- Born: 1892 San Francisco
- Died: 1979 (aged 86–87)
- Education: University of California, Berkeley (BA)
- Occupation: Businessman
- Known for: CEO of Levi Strauss & Co.
- Spouses: Eleanor Haas (until her death); Lucile Heming;
- Children: with Haas:; --Daniel E. Koshland Jr.; --Frances Koshland Geballe; --Phyllis Koshland Friedman;
- Parents: Corinne Schweitzer; Marcus Koshland;
- Family: Simon Koshland (grandfather)

= Daniel E. Koshland Sr. =

American businessman

Daniel E. Koshland Sr. (1892–1979) was an American businessman who served as the president and CEO (1955-1958) of Levi Strauss & Co.

== Biography ==
Koshland was born to a Jewish family in San Francisco, the son of Marcus Koshland and Corinne Schweitzer. He was the grandson of Simon Koshland, one of the most successful wool merchants in San Francisco who also taught Koshland's father the trade. Koshland graduated from Lowell High School in San Francisco and graduated with a B.A. in Economics from the University of California, Berkeley. After graduation he worked as a banker in New York City and in 1917, returned to San Francisco where he attended the US Army officer training program at the Presidio. He was not allowed to transfer to the Intelligence Corps overseas during World War I because of his German last name and instead served at Governor's Island, New York.

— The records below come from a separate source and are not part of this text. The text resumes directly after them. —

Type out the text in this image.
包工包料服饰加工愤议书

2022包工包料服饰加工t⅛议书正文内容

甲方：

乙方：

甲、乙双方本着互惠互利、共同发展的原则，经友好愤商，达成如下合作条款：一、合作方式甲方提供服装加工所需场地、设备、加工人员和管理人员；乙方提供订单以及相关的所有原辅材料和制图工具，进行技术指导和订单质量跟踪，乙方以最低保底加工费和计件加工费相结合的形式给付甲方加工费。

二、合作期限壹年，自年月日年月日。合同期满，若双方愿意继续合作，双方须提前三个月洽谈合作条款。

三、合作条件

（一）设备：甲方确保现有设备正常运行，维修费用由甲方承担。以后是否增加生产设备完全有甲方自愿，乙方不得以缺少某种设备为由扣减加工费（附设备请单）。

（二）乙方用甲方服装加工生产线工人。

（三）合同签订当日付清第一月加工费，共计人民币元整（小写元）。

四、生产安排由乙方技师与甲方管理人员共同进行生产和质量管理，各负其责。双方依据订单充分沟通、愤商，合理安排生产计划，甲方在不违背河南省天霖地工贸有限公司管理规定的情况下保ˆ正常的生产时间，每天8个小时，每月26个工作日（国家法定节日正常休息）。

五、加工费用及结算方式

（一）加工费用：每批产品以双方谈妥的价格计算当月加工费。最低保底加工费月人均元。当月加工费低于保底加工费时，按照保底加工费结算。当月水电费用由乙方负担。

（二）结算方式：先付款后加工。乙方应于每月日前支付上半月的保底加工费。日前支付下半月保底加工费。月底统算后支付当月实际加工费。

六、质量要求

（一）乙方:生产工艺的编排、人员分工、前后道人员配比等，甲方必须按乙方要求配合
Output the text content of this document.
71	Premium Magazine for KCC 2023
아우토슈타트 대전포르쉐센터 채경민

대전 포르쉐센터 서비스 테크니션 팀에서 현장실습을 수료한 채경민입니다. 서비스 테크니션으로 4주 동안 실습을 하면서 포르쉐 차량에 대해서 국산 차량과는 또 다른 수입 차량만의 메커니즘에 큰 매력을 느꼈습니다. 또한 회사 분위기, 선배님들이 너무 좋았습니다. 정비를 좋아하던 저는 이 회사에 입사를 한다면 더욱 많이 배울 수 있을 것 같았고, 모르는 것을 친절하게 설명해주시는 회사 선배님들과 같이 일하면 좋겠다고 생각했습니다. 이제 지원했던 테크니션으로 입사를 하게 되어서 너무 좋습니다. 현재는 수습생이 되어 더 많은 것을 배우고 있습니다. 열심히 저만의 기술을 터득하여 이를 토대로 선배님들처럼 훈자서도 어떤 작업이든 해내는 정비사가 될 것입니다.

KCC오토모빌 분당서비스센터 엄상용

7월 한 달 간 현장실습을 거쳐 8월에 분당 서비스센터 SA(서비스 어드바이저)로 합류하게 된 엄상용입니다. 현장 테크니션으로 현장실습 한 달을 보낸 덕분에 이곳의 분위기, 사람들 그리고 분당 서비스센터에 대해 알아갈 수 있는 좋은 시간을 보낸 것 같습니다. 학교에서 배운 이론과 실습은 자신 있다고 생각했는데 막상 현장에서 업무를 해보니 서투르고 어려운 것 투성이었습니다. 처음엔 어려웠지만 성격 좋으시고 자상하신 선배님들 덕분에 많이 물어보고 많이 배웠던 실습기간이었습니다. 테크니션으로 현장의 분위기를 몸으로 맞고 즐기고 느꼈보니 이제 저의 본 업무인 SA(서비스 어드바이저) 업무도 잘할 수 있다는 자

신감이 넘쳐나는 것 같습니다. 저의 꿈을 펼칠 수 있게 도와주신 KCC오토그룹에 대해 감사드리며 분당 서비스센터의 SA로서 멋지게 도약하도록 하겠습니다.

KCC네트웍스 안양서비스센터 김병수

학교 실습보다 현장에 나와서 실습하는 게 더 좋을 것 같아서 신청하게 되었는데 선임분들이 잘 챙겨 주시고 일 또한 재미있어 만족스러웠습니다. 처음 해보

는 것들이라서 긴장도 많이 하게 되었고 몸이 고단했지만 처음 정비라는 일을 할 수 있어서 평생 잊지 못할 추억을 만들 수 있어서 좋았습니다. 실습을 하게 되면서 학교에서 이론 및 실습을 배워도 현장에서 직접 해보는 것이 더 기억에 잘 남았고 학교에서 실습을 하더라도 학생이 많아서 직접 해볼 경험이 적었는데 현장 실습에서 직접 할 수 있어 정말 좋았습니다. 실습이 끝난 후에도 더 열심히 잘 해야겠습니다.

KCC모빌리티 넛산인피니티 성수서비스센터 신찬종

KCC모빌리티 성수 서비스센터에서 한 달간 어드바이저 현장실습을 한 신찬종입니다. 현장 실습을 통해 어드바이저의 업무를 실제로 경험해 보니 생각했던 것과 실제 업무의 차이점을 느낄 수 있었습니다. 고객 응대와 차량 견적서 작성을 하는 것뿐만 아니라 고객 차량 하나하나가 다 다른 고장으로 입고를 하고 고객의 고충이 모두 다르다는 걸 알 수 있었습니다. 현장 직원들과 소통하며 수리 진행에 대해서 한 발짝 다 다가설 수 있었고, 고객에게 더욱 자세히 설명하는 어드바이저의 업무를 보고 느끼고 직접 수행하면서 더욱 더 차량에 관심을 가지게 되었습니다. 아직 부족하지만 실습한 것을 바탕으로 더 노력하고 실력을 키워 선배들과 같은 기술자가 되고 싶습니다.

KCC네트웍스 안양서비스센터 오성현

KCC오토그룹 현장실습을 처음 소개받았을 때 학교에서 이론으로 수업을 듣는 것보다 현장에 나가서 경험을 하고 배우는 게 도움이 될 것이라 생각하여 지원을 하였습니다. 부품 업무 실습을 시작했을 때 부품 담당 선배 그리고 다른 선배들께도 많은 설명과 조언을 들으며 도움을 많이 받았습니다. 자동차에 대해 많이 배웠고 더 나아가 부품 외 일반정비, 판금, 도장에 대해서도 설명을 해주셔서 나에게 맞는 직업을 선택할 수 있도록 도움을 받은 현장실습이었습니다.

In 1922, he returned to San Francisco where he joined his brother-in-law Walter A. Haas Sr. at Levi Strauss & Co. which was at the time a small manufacturer of work clothing and a small drygoods wholesaler. Koshland's tenure at Levi Strauss – along with that of his brother-in-law – is widely credited with saving the company leading it through the Great Depression, racial integration at its factories, the global popularization of the Levi brand, and the creation of the Levi Strauss Foundation. Koshland served as CEO of Levi Strauss & Co. from 1955 to 1958.

== Philanthropy ==
In 1948, he established the San Francisco Foundation. Koshland served with various charities in varying capacities in the San Francisco area including the Industrial Welfare Commission; the Human Rights Commission; the San Francisco Juvenile Probation Committee; Planned Parenthood; Mount Zion Hospital; the Community Chest; the United Bay Area Crusade; the Citizen's Lobby for Freedom and Fair Play; the San Francisco Development Commission on Low-Cost Housing; the Council on Civic Unity; and the American Red Cross. He organized the business community to create jobs for World War II refugees and served as the national vice chairman of the United Negro College Fund. He was active in the founding of Brandeis University and promoted the development low-cost community colleges specifically the College of San Mateo and Cañada College. Several awards have been dedicated in his honor including the Jewish Community Federation's Haas/Koshland Award, the Koshland Young Leader Award of the San Francisco Foundation, and the Butler Koshland Fellowships.

== Personal life ==
In 1918, he married his cousin Eleanor Haas (Eleanor's mother Fanny was Koshland's aunt), daughter of Haas family patriarch Abraham Haas. They had three children: Daniel E. Koshland Jr. (married to Marian Elliot Koshland), Frances "Sissy" Koshland Geballe (married to Theodore H. Geballe), and Phyllis Koshland Friedman. Eleanor would later be diagnosed with multiple sclerosis and would devote a good portion of her philanthropy toward people with disabilities. After the death of his first wife, he married Lucile Heming in 1959.